At the heart of its 124-page programme – essentially a four-year binding contract between Ms Merkel’s Christian Democrats and the Free Democrats of Guido Westerwelle – is the promise to slash taxes and thus stimulate growth. The tax burden is supposed to be cut by €24 billion (£22 billion) over the next 18 months. Lower taxes, runs the logic, revive consumer spending and boost investment.
“We’re going for growth,” says the Chancellor. Economic recovery will then pave the way for public spending cuts from 2011. Will it work? Economists are already saying that the tax cuts are too piecemeal: lower value added tax for hoteliers, rebates for Germans with children, concessions on company and inheritance tax. From 2011 the income tax system will be overhauled. Fewer loopholes, but a more simple three, possibly four-stage tax rate.
But if the economy fails to make a strong recovery, all bets are off. And the rest of the government programme looks modest. Army conscription to be cut from nine to six months? Hardly earth-shaking. A small increase in child care allowance, to show that a centre-right, progressively conservative government has a heart. But also higher medical insurance contributions from workers to make up for shortfalls in the health budget. A compulsory German test for immigrants. Lighter control of the internet. And, for the time being, policies that will make financial conservatives turn prematurely grey. Next year federal subsidies will plug a €16 billion deficit in the unemployment insurance scheme.
In short: if the tax gamble doesn’t work, Ms Merkel’s legacy will be at risk. There are no big initiatives being plotted for the Copenhagen summit; little scope for grandstanding abroad as she did at the outset of her first stint in office, in coalition with the Social Democrats.
Her vulnerability becomes obvious as soon as one studies her bantamweight cabinet line-up. Karl-Theodor zu Guttenberg, the shooting star who as economics minister was openly sceptical about the Opel deal with Magna, has been sidelined and sent to defence where, he will spend a lot of time in helicopters.

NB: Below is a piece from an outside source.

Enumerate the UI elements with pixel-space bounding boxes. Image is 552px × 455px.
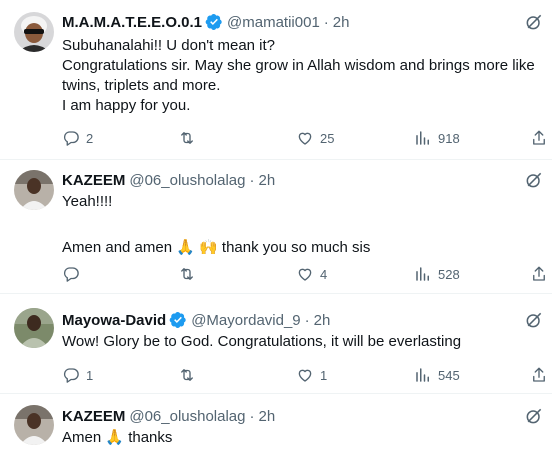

Health reform has been given to a 36-year-old tyro, Philipp Rösler. He has an interesting and media-friendly biography – he was a South Vietnamese war orphan – but not enough clout to deal with the powerful pharmaceuticals lobby.
Ms Merkel is forced to take ministers put forward by her coalition partners, even if they are untried. Even so, it is plain that her main priority is to rule out a future revolt. She wants a Kanzlerdemokratie (chancellor democracy) in which she is seen to be the chief source of national recovery. There are only four women in a cabinet of 14 and she is the only east German. Angela Merkel wants to be a stand-out.

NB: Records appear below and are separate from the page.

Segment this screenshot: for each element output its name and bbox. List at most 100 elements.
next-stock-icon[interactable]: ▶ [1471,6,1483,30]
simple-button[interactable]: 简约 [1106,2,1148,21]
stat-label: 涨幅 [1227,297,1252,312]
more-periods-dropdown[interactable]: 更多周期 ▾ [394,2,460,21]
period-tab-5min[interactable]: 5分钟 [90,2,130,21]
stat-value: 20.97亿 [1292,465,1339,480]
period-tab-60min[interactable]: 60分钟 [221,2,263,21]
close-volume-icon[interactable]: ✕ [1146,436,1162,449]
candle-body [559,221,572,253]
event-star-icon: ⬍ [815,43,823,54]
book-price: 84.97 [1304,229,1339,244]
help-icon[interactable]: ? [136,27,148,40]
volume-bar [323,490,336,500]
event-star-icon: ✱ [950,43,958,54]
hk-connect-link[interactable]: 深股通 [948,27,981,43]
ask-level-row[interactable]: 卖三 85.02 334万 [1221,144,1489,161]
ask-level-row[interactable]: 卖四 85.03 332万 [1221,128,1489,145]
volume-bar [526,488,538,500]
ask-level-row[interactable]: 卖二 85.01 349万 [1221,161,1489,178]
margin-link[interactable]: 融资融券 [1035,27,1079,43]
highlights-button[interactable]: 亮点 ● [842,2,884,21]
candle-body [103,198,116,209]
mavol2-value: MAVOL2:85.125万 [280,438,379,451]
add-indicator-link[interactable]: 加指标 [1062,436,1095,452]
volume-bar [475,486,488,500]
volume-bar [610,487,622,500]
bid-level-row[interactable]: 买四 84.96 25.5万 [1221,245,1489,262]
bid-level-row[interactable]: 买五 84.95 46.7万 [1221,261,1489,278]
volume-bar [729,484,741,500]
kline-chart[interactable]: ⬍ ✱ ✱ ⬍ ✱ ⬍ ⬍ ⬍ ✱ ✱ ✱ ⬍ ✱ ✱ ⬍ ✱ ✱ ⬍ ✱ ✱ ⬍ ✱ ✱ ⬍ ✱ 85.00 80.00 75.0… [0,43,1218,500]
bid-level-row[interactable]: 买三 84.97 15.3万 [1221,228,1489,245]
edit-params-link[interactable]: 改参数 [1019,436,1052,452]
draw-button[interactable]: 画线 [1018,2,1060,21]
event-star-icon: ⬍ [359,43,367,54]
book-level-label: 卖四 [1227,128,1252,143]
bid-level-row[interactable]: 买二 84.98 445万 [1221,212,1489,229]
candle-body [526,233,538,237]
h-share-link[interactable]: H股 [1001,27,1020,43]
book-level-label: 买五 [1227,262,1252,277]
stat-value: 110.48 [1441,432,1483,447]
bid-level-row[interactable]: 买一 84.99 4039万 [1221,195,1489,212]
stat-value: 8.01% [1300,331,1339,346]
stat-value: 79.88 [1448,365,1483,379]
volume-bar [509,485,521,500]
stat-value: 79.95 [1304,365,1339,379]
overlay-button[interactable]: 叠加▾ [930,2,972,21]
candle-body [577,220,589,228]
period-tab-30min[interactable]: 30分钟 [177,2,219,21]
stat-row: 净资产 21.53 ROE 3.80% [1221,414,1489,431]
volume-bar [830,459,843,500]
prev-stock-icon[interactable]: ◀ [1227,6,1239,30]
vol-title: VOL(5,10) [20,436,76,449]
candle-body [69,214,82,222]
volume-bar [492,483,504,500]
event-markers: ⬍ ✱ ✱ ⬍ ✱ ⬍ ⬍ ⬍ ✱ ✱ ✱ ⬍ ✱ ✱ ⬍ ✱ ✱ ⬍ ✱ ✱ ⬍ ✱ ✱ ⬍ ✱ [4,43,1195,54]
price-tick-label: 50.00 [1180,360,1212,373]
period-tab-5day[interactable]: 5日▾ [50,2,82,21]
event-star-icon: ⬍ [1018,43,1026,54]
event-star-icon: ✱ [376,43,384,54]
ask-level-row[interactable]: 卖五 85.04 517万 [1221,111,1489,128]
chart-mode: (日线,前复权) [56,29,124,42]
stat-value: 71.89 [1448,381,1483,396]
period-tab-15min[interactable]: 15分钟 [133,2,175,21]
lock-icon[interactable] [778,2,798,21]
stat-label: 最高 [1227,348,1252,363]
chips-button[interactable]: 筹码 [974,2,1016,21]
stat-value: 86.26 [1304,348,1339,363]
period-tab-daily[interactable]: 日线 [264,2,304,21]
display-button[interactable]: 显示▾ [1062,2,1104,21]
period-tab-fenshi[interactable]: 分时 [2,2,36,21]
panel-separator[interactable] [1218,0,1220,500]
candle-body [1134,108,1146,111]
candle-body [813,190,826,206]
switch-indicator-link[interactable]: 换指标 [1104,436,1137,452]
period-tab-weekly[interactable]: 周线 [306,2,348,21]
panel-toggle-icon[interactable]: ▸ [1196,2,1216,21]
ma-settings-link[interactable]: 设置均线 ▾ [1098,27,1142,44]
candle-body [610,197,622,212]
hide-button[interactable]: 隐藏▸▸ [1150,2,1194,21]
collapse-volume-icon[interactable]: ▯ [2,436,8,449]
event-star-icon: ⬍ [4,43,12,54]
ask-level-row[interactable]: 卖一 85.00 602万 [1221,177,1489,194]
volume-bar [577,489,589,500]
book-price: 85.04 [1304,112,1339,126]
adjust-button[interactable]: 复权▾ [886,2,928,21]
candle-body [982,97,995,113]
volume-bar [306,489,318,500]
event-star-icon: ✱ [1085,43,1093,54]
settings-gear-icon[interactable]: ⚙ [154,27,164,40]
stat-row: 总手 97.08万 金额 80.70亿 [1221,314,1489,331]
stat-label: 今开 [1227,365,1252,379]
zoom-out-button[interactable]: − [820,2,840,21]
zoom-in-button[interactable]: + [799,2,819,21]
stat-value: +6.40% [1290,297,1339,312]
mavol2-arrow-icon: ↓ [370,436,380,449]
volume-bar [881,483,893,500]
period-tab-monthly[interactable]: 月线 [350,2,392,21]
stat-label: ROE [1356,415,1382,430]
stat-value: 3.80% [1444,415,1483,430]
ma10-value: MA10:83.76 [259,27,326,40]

The strongman is the wheelchair-bound new Finance Minister, Wolfgang Schäuble. He is 67, so this is probably his last job in a long political career: he helped to negotiate the terms of German reunification, was shot and paralysed in 1990, was regarded for a while as the national heir to Helmut Kohl, stumbled over a party funding affair and then re-emerged as Ms Merkel’s interior minister. He has stayed loyal to her. Until last week he was tipped to be Germany’s candidate for the job of European foreign minister. Now his job is to save Ms Merkel’s bacon.
The first problem, for both Mr Schäuble and the new Economics minister, the Free Democrat Rainer Brüderle, will be how to handle a rapid rise in unemployment. Over a million Germans are on short-term working; these are expensively subsidised jobs. High unemployment would have boosted the chances of left-wing parties during the election campaign so many employers decided to maintain their workforces through the autumn. With the arrival of a business-friendly government, they no longer need to hold back.

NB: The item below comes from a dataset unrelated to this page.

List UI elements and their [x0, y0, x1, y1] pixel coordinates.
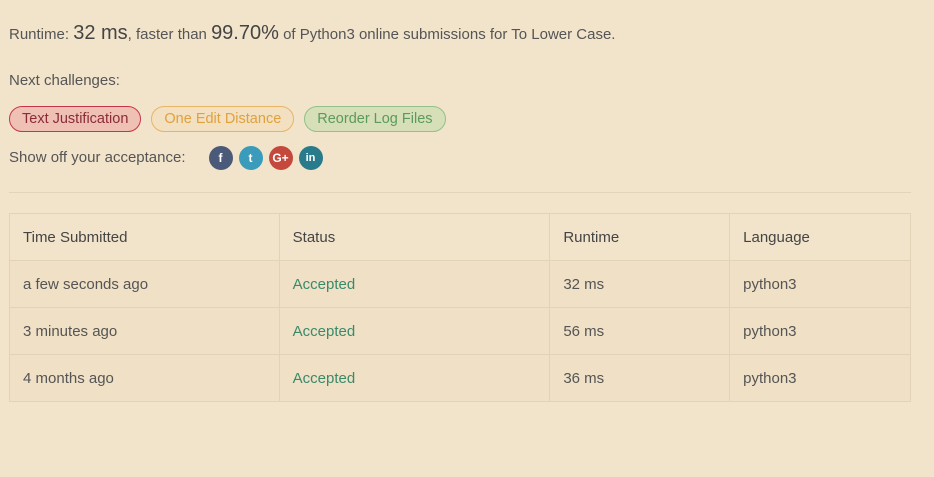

In theory, life should have been more difficult for Ms Merkel in harness with the Social Democrats. But they have been pussycats over the past four years and paid the electoral price for their passivity. The Social Democrats were a spent force and had nowhere to go, no credible alternative. The alliance with the Free Democrats and the increasingly insecure Bavarian Christian Social Union will be far more difficult. Expectations are higher, the room for manoeuvre much tighter. It could be a bumpy ride for Angela Merkel.